LONDON

Steve McQueen

INSTITUTE OF CONTEMPORARY ARTS

Those with a less-than-iron constitution may have come away from Steve McQueen’s recent exhibition feeling a bit queasy. The show had visitors spinning on a mirrored playground carousel, watching in silence as a house fell down, or sitting—it was better to sit—while Manhattan revolved around them in giddy triplicate.

The merry-go-round, White Elephant, 1998, is a sort of oversize praxinoscope, the early cinematic device whose rotating mirrors created the illusion of movement in a series of images. Sitting in a neon-lit, Barbie-doll-pink space, McQueen’s mirrored carousel splinters your body into multiple images unless you jump on and move with the thing yourself. The collapsing house appears in the short black-and-white film Deadpan, 1997 (first shown as part of MoMA’s “Projects” series), a reenactment of the Buster Keaton sight gag in which the front of a house falls down, leaving him standing unscathed in a window opening. In contrast, McQueen orchestrates the scenario so that we see it repeatedly from different angles, building the space and rhythm until a final drop apparently crushes the camera. Cut to black.

Drumroll, 1988, a three-part video projection, involved McQueen pushing an oil drum into which three cameras had been fitted through the streets of New York. (Two of the cameras faced out either end of the drum; the middle camera looked through a hole cut into the barrel’s side.) The central screen repeatedly shows sky, pavement, and the pink of McQueen’s shirt, while to either side there is the revolving street and passing storefronts, in the glass of which we can see the reflections of both barrel and artist. Until recently McQueen’s films have been silent. Built as they are out of the logic of the framing, shooting, and editing processes, a separately conceived sound track might have muddied their clarity, made chaotic what is already complex. With Drumroll, however, we have simply the sound of its own making—the rumble of the heavy container along the pavement and, above that, traffic noise and the startled exclamations of passersby, often preceded by McQueen’s own polite and very English “Excuse me, please.”

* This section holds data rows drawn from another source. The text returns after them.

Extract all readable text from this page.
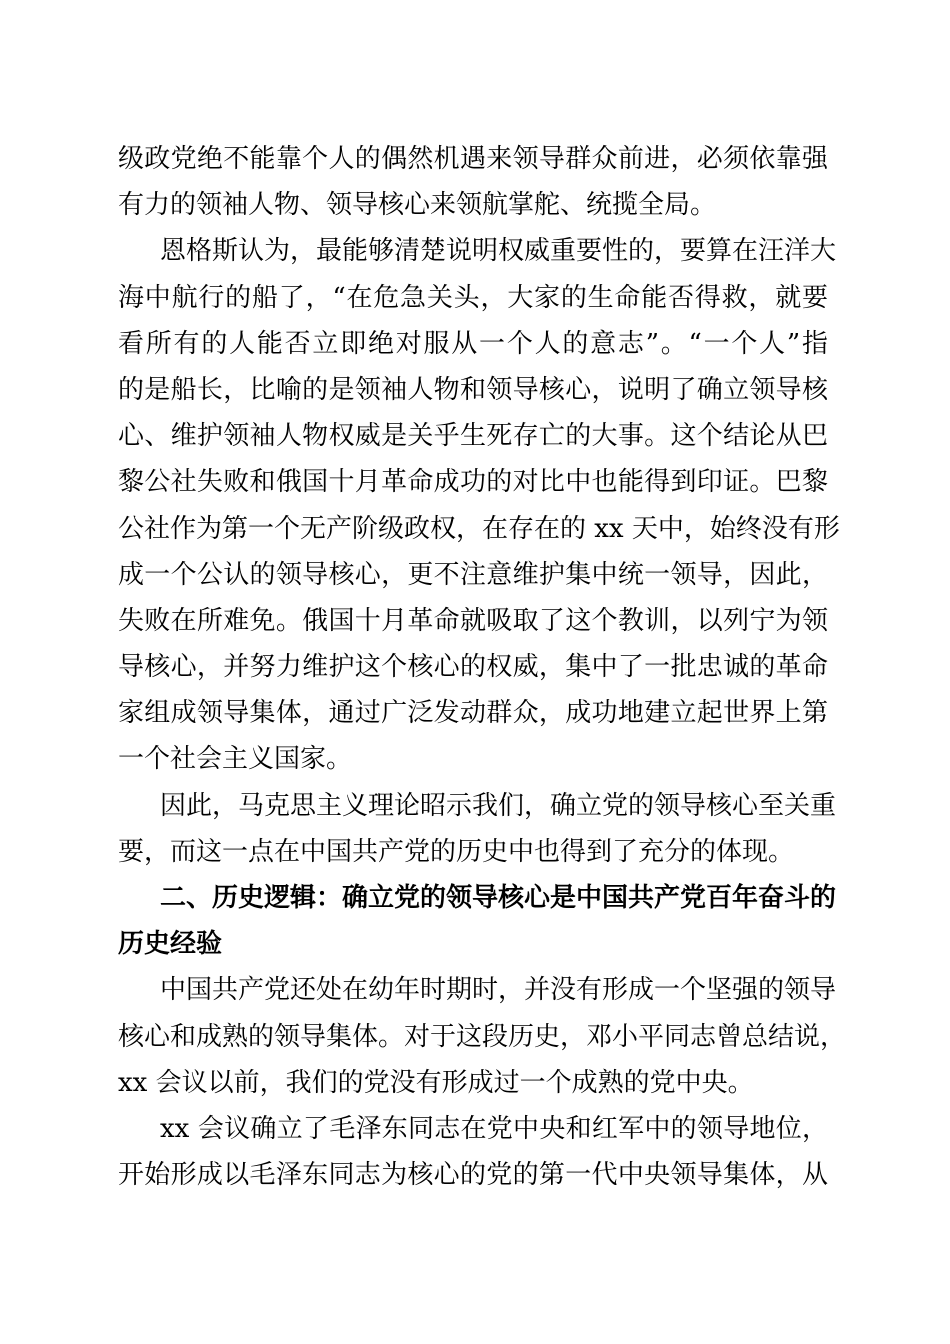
级政党绝不能靠个人的偶然机遇来领导群众前进，必须依靠强
有力的领袖人物、领导核心来领航掌舵、统揽全局。
恩格斯认为，最能够清楚说明权威重要性的，要算在汪洋大
海中航行的船了，“在危急关头，大家的生命能否得救，就要
看所有的人能否立即绝对服从一个人的意志”。“一个人”指
的是船长，比喻的是领袖人物和领导核心，说明了确立领导核
心、维护领袖人物权威是关乎生死存亡的大事。这个结论从巴
黎公社失败和俄国十月革命成功的对比中也能得到印证。巴黎
公社作为第一个无产阶级政权，在存在的 xx 天中，始终没有形
成一个公认的领导核心，更不注意维护集中统一领导，因此，
失败在所难免。俄国十月革命就吸取了这个教训，以列宁为领
导核心，并努力维护这个核心的权威，集中了一批忠诚的革命
家组成领导集体，通过广泛发动群众，成功地建立起世界上第
一个社会主义国家。
因此，马克思主义理论昭示我们，确立党的领导核心至关重
要，而这一点在中国共产党的历史中也得到了充分的体现。
二、历史逻辑：确立党的领导核心是中国共产党百年奋斗的
历史经验
中国共产党还处在幼年时期时，并没有形成一个坚强的领导
核心和成熟的领导集体。对于这段历史，邓小平同志曾总结说，
xx 会议以前，我们的党没有形成过一个成熟的党中央。
xx 会议确立了毛泽东同志在党中央和红军中的领导地位，
开始形成以毛泽东同志为核心的党的第一代中央领导集体，从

What is both seen and heard in Drumroll is the accidental understood as integral. This quality is evident, too, in both Exodus, 1992/1997, and Barrage, 1998. The former is a very short film sequence showing two middle-aged Afro-Caribbean men carrying tall palm plants from East London’s Columbia Road flower market up to Shoreditch High Street, where, with some difficulty, they get on a bus and turn to wave from the upstairs back window as it drives off. Barrage is a series of fifty photographs of the cloth rolls used by Parisian street cleaners to block and divert the flow of water in the city’s gutters. Lying sodden by the curbstones, they are pictured as they are found: soft and weighty, inert but useful, carefully made from otherwise unwanted materials.

One of the six pieces on view had not been titled, which caused it to float somewhere between being a distinct work and helping to shape the context within which the show as a whole was encountered. This anonymous intervention is a brick wall, reaching well over head height and running the length of the museum’s ground-floor corridor so that a series of shallow bays usually used to display small-scale works was cut off from sight. Access to the space behind was further denied by the shards of broken glass set into concrete along the top of the wall. While blocking the expected view and constricting the spectator’s space, what McQueen’s wall challenges most particularly is an easy reduction of his work to the status of social commentary. It is as if he were daring us to think that images of cloth rolls are just about homelessness or to conclude that the most significant thing about Drumroll is that oil drums are used by West Indian steel bands, when in fact the material strengths, structural subtleties, and formal coherence of his work exceed such trite categorizations.